I love historical fiction, and I quite enjoyed “The Other Boleyn Girl”, despite its questionable portrayal of Anne Boleyn, but I just could not get into The Red Queen. A major reason for this is that I could not stand the protagonist, Margaret Beaufort. I understand that the reader is meant to admire this woman’s tenacity and her determination, even if they cannot stand her personality, but I just could not bring myself to care about this character, and so there was no reason for me to feel any involvement in the story. Margaret at times seemed more like a present-day teenager than a woman of the early Tudor era. Readers are encouraged to feel that Margaret is particularly cruelly treated because she is repeatedly forced into arranged marriages, however arranged marriages were considered the norm for hundreds of years, and it is probable that a well-born woman like Margaret would have expected such a marriage as a matter of course. As well, while arranged marriage at the age of 12 seems abhorrent to modern readers, average life expectancy at birth in Tudor England is typically thought to have been around 35 years of age. A 12 year old girl would likely have been nearing middle age, and her marriage would not have been all that unusual. When writing about history it is all too easy to reimagine the past through the lens of the present, which can make it easier for readers to identify with characters and understand cultures that have long since disappeared. This is a work of fiction, which means the author can do whatever the heck she pleases, but Gregory’s novels are often touted as being impeccably researched and are unfortunately sometimes viewed as historical fact rather than interpretation, which can be problematic for readers.

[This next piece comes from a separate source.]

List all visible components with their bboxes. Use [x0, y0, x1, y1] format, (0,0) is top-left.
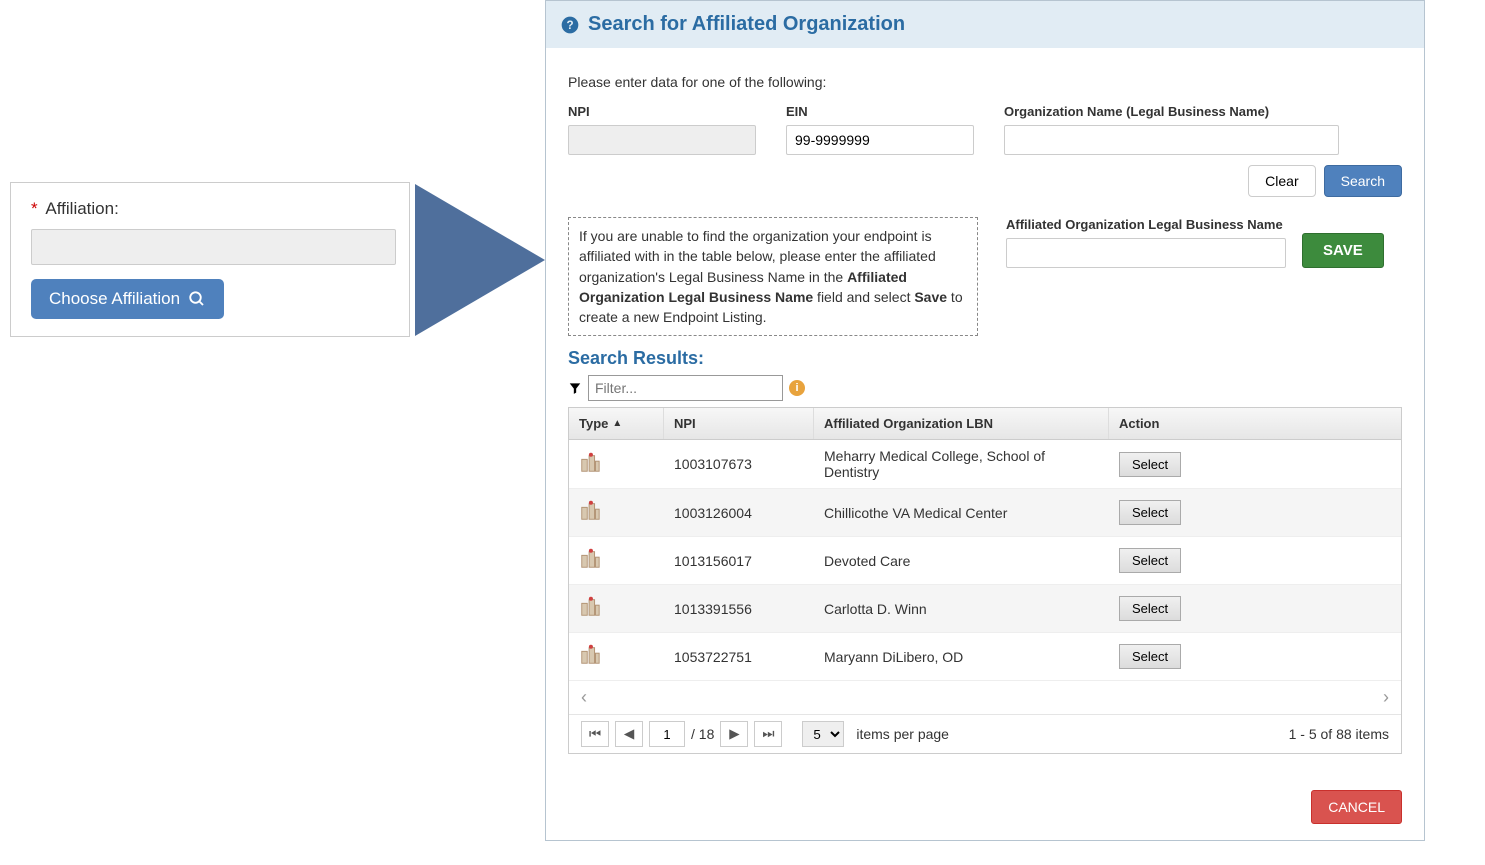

I have long been a fan of P D James and her Inspector Dalgliesh novels, and I was delighted to find a copy of her debut novel at a library book sale. I had never read this early novel, and I found it quite fascinating. Beyond being an engaging mystery, Cover Her Face provides insight into 1960s England, particularly the social conventions of this turbulent era. Much of the story revolves around an unwed mother of questionable moral character, whose murder highlights the prejudices of English society. What really struck me were the unnerving parallels between several of the scenes in the book and comments recently made public from 2016 potential presidential hopeful Jeb Bush. Mr. Bush is quoted in a 1995 book Profiles in Character as saying:
One of the reasons more young women are giving birth out of wedlock and more young men are walking away from their paternal obligations is that there is no longer a stigma attached to this behavior, no reason to feel shame. Many of these young women and young men look around and see their friends engaged in the same irresponsible conduct. Their parents and neighbors have become ineffective at attaching some sense of ridicule to this behavior. There was a time when neighbors and communities would frown on out of wedlock births and when public condemnation was enough of a stimulus for one to be careful.
Now, here’s a passage from Cover Her Face, in which several characters are debating the treatment of unwed mothers in the community.

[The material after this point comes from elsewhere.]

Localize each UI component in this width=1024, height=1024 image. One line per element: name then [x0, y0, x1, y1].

‘I don’t think, Doctor, that we should talk about the problem of these children too lightly. Naturally we must show Christian charity’ – here Miss Liddell gave a half bow in the direction of the vicar as if acknowledging the presence of another expert and apologizing for the intrusion into his field – ‘but I can’t help feeling that society as a whole is getting too soft with these girls. The moral standards of the country will continue to fall if these children are to receive more consideration than those born in wedlock. And it’s happing already! There’s many a poor, respectable mother who doesn’t get half the fussing and attention which is lavished on some of these girls.’
33 years separate these two passages, yet remarkably little has changed in their societal view of unmarried mothers. Note that the women referred to in Cover Her Face are not young teenagers but grown women in their twenties, living in an era in which sexual education and access to contraception was limited – unfortunately these conditions have also changed little in parts of North America. Though primarily an entertaining who-done-it, Cover Her Face is an engaging look at a bygone era that remains eerily connected to the present day.